Price has now come a long way from 18.
Back then, his father had gone to prison, and he felt he had to provide for the family.
“Anything I could do to make money I would do it,” he said. “And some was bad, some was good.”
Soon he too was behind bars, and like many, the felony mark was no benefit on a job application. He found the program “Inmates to Entrepreneurs” to help him learn to be his own boss.
“I took the good with the bad and just learned from my mistakes,” he said. “And made my own lessons out of my own life.”
Price and his girlfriend, Tatiana Townsend, now own Rose Gold Beauty, selling custom wigs. She sews, he sells.
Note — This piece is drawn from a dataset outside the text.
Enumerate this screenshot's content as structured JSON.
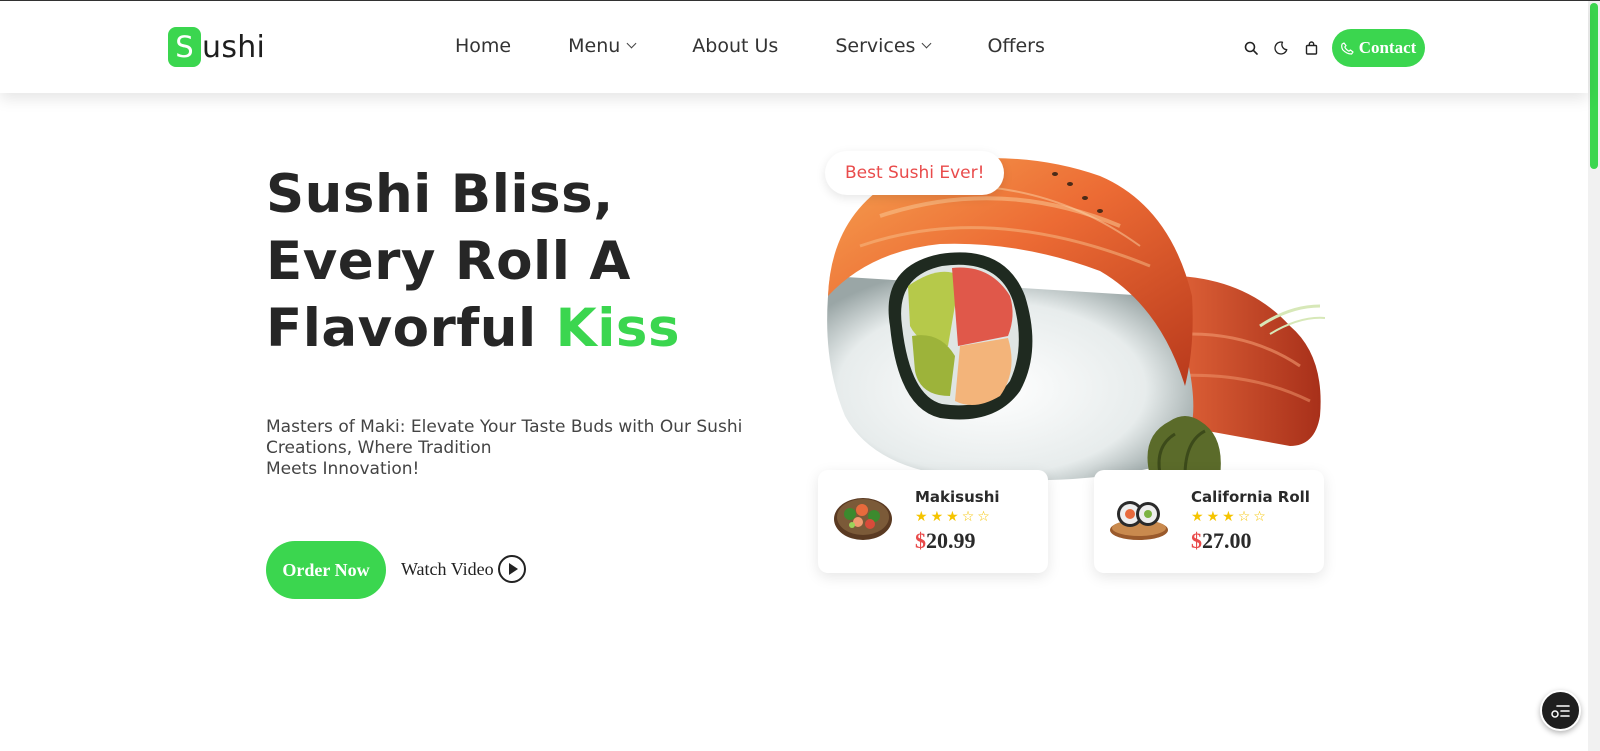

“You sit in jail and you learn this isn’t what I want to do, this isn’t where I want to be,” Price said. “There’s a lot of people in there that are smart or wasted their talent, wasted their time, or just didn’t have the guidance that they needed.”
That is why founder Brian Hamilton started the free eight-week course, to give people like Price a second chance.
“They have failed. They know what that looks like, they’ve hit the bottom,” Hamilton said. “Everything else looks good... that’s the perfect place to cultivate someone being an entrepreneur.”
Hamilton co-chairs the program with AJ Ware, a Raleigh entrepreneur who has a criminal record himself.
“We just want them to take what they’ve learned from the streets, clean it up, get a legit business and grow from there,” Ware said.
The pair is now launching the program in Charlotte with 12 new students.
“If you go and create a way to make value for a set of customers, they don’t care where you came from,” Charlotte entrepreneur John McLaughlin said.
McLaughlin started Lockers Unlimited with his father and is one of the Queen City’s first “Inmates to Entrepreneurs” mentors.
“We’re not just recycling these people back through prison - which is expensive,” McLaughlin explained. “What we want to do is turn them into taxpayers.”
Back in Raleigh, Price is now paying it forward by helping friends while encouraging those in Charlotte to take a chance on the program that helped him, and take a chance on themselves.
“It’s a big leap but it’s worth taking. It’s worth taking,” he said. “You’ve got nothing but time. If you fail, try again.”
The co-chairs want to take the course nationwide in the next few years.